Six years after Fukushima nuclear disaster, residents trickle back to deserted towns
HUNTING BOAR
Namie, which used to have six grade schools and three middle schools, plans to eventually open a joint elementary-junior high school. So children will need to commute to schools elsewhere initially.
A hospital opens later this month, staffed with one full-time and several part-time doctors.
Reconstruction efforts may create some jobs. The town's mayor, Tamotsu Baba, hopes to draw research and robotics firms.
Prospects for business are not exactly bright in the short term, but lumber company president Munehiro Asada said he restarted his factory in the town to help drive its recovery.
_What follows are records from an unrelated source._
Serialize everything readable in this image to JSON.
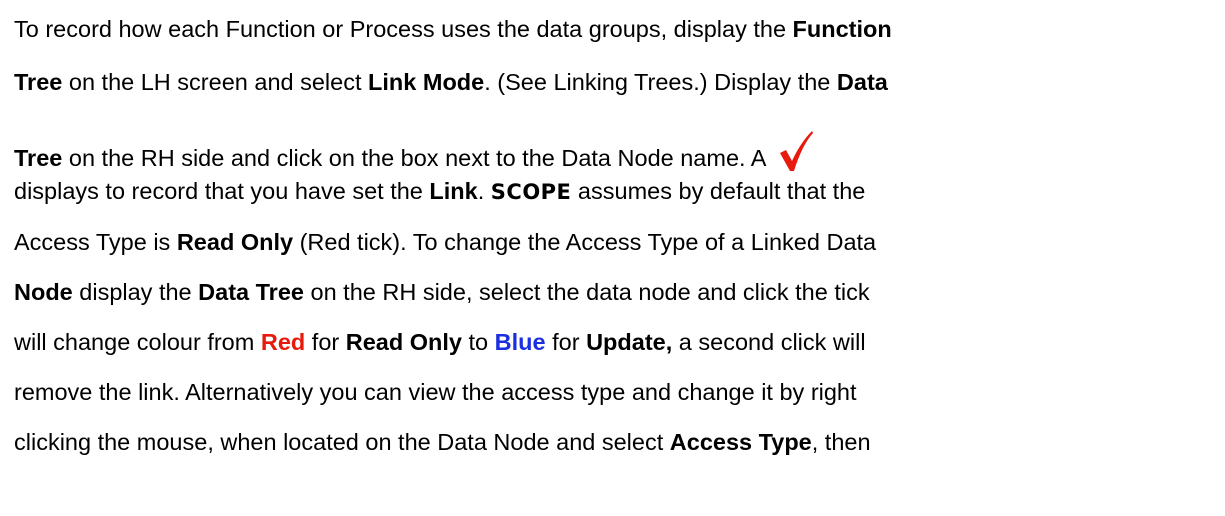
{
  "paragraph": {
    "l1": [
      "To record how each Function or Process uses the data groups, display the ",
      "Function"
    ],
    "l2": [
      "Tree",
      " on the LH screen and select ",
      "Link Mode",
      ". (See Linking Trees.)  Display the ",
      "Data"
    ],
    "l3": [
      "Tree",
      " on the RH side and click on the box next to the Data Node name.  A "
    ],
    "l4": [
      "displays to record that you have set the ",
      "Link",
      ".  ",
      "SCOPE",
      " assumes by default that the"
    ],
    "l5": [
      "Access Type is ",
      "Read Only",
      " (Red tick).  To change the Access Type of a Linked Data"
    ],
    "l6": [
      "Node",
      " display the ",
      "Data Tree",
      " on the RH side, select the data node and click the tick"
    ],
    "l7": [
      "will change colour from ",
      "Red",
      " for ",
      "Read Only",
      " to ",
      "Blue",
      " for ",
      "Update,",
      " a second click will"
    ],
    "l8": [
      "remove the link.  Alternatively you can view the access type and change it by right"
    ],
    "l9": [
      "clicking the mouse, when located on the Data Node and select ",
      "Access Type",
      ", then"
    ]
  },
  "icons": {
    "tick": "red-tick-icon",
    "tick_color": "#e8190d"
  },
  "colors": {
    "red": "#e8190d",
    "blue": "#1b2fe0"
  }
}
"Sales barely reach a tenth of what they used to be," he said. "But running the factory is my priority. If no one returns, the town will just disappear."
Shoichiro Sakamoto, 69, has an unusual job: hunting wild boars encroaching on residential areas in nearby Tomioka. His 13-man squad catches the animals in a trap before finishing them off with air rifles.
"Wild boars in this town are not scared of people these days," he said. "They stare squarely at us as if saying, 'What in the world are you doing?' It's like our town has fallen under wild boars' control."
Some former Namie residents say the evacuation orders should remain until radiation levels recede and the dismantling of the ruined nuclear plant has advanced.
But it is now or never for his town, Mayor Baba believes.
"Six long years have passed. If the evacuation is prolonged further, people's hearts will snap," he said. "The town could go completely out of existence."